This is a Civil War era Model 1849 Pocket revolver with a desirable Hartford barrel address. 4" octagonal barrel, 5-shot cylinder in .31 caliber. The numbers are 100% matching including wedge, arbor pin, and walnut grips. These Pocket-sized Colt Revolvers were very popular during the Civil War as thousands were carried by soldiers from both the North and South. The sheer volume of ambrotype photographs that have turned up over the years showing soldiers displaying these guns (usually across their chest) gives us a pretty good glimpse into how these men felt about their Colt Revolvers. See photo of Confederate soldier from Georgia displaying his 4" Colt Pocket. The Model 1849 was produced from 1850 to 1873 with over 340,000 produced. This particular gun has a great serial number which is in the in the 176,000 range and dates production towards the end of 1860 (160,000 to 184,000).
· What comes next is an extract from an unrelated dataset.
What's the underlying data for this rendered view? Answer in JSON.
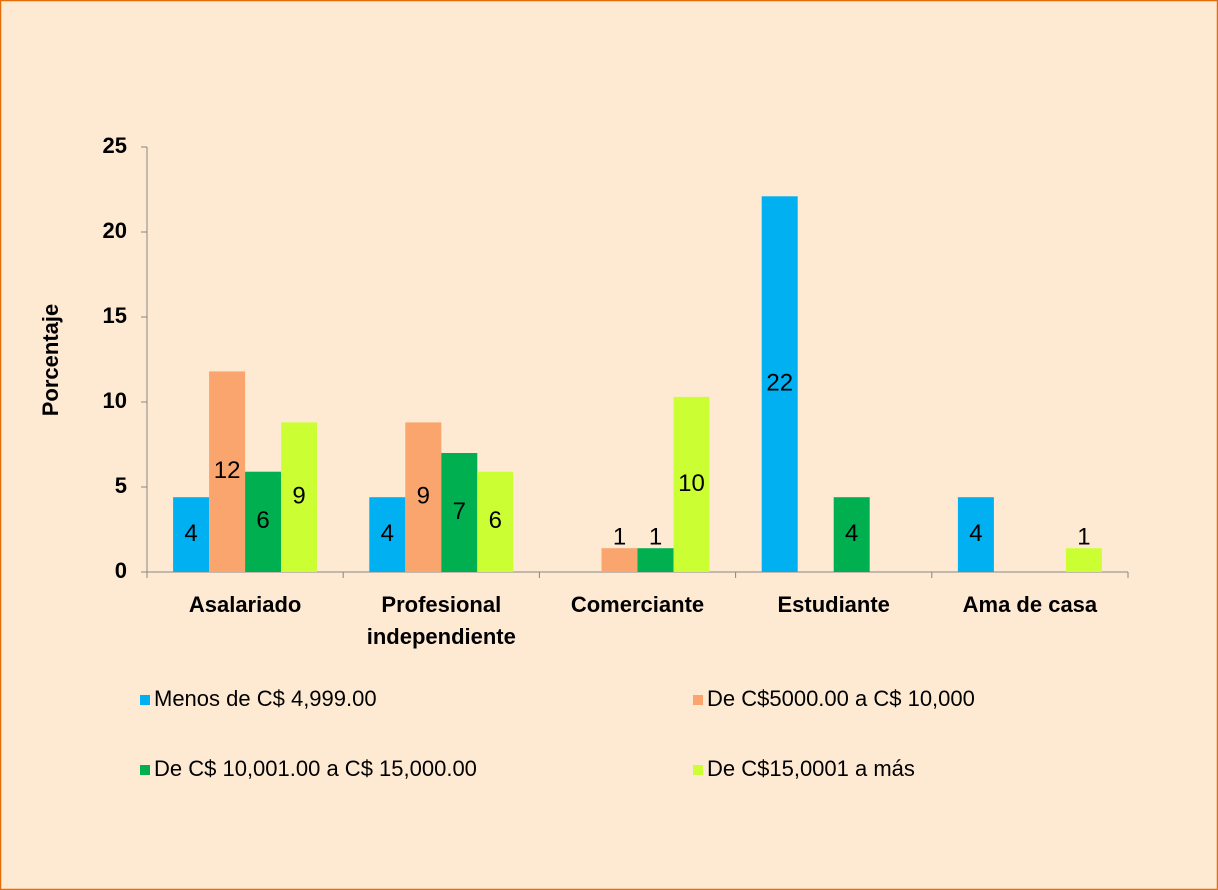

The timeframe in which this revolver was manufactured and most likely shipped was perhaps one of the most volatile moments in US history. This one was right there on top of Abraham Lincoln's Republican victory in November of that year. Skipping around the debate of grievances from the South, nonetheless, the event triggered eleven southern states to secede from the Union over the next few months. To lend a little perspective to what occurred during the time between Lincoln's election and start of the Civil War the following April, here is a brief timeline. The fallout started with South Carolina seceding from the Union on 12/20/1860, followed by MS 1/9/61, then FL 1/10/61, AL 1/11/61, GA 1/19/61, LA 1/26/61, TX 3/2/61, VA 4/17/61, AR 5/6/61, NC 5/20/61, ending with TN on 6/8/61. As war loomed on the horizon and citizens in border states chose sides, there was a frenzy of arms activity with thousands of guns being ordered by southern and northern states alike. Many of these 1849 Pockets with Hartford barrel addresses ended up in the hands of southerners going off to War as they were the last Colts southerners could legally acquire before the war started. That said, serial numbers in the 170-180,000 ranges are prime real estate for late 1860 to the first half of 1861 when men were rushing out to purchase guns before joining up with a regiment and heading off to war.
At that time leading up to the War, it's been theorized Sam Colt, who was not only a great inventor but a shrewd businessman, altered his barrel address for political reasons. It's believed that his New York headquarters or business address which was located atop the barrels of his guns were not being well received by his southern customers. The reasoning behind these southern buyers was that NYC was regarded as the epicenter of the abolitionist movement. In an effort to appease those sentiments, Colt changed the barrel address over to read "Hartford, CT" where his company's factory was located. Hartford, CT. To our estimation with revolvers seen over the years, the Hartford address seems to appear around 1858 and lasts until ???? That's right...you guessed it...right around April 1861 when the War began and no more Colts could go south. At this moment in time, Colt changed the address back to New York as he began to supply Colts exclusively to his northern customers. That said, this is one of those Colts that fits into that late 1860 to early 1861 Hartford address window.
While Colt has no shipping record for this particular gun, its serial number in the 176,000 fits right in between two Colt 1849 pockets mentioned by their number in letters written by their southern and northern owners to Colt complaining of defects. The first letter written by one Mr. D. Mower from Frog Level, South Carolina on April 4, 1861 where he mentions his Colt Pocket Pistol w/ 5" barrel as number #177,621 is having trouble popping a cap on one chamber of the cylinder. The second letter is from one John Mangen or Morgan of Janesville (which we presume to be Janesville, Wisconsin) who mentions a broken nipple on his Colt #174,558. These two letters were published in Sam Colt's biography, The Story of Colt's Revolver in 1957 by William Edwards. See photos.
Overall condition is NRA Very Good with the metal worn evenly to a light gray patina with strong markings and sharp edges. It has a good clean overall look about it. Several of the screws even retain a fair amount of their original fire blue. Screws are VG to Fine overall with several showing some original fire blue. Cylinder Scene is Excellent with 90-95% sharp engraving and gives a full depiction of Colt's stagecoach robbery scene complete with stagecoach, horses, robbers, heroes, and even a damsel in distress peering out the doorway to the coach. The back of the cylinder retains 4 of its 5 safety pins...3 very good...1 fair (slightly mashed), and 1 poor (smudged but still partially standing). Nice working action. Wedge still locks the barrel up to the frame tightly. The brass trigger guard and backstrap have no original silver plating externally visible and have aged to a nice mellow patina. The action has good mechanics. Good Bore with very decent lands and grooves that are a bit frosty but with no major pits or damage. Walnut grips are Excellent with 95% original varnish remaining with only minor handling wear. No chips, cracks, or repairs. These are the original grips that are numbered to the gun underneath the backstrap. See photos. All in all, a respectable 100% original example of Hartford Address Colt produced just prior to the outbreak of the Civil War and could have quite possibly shipped south.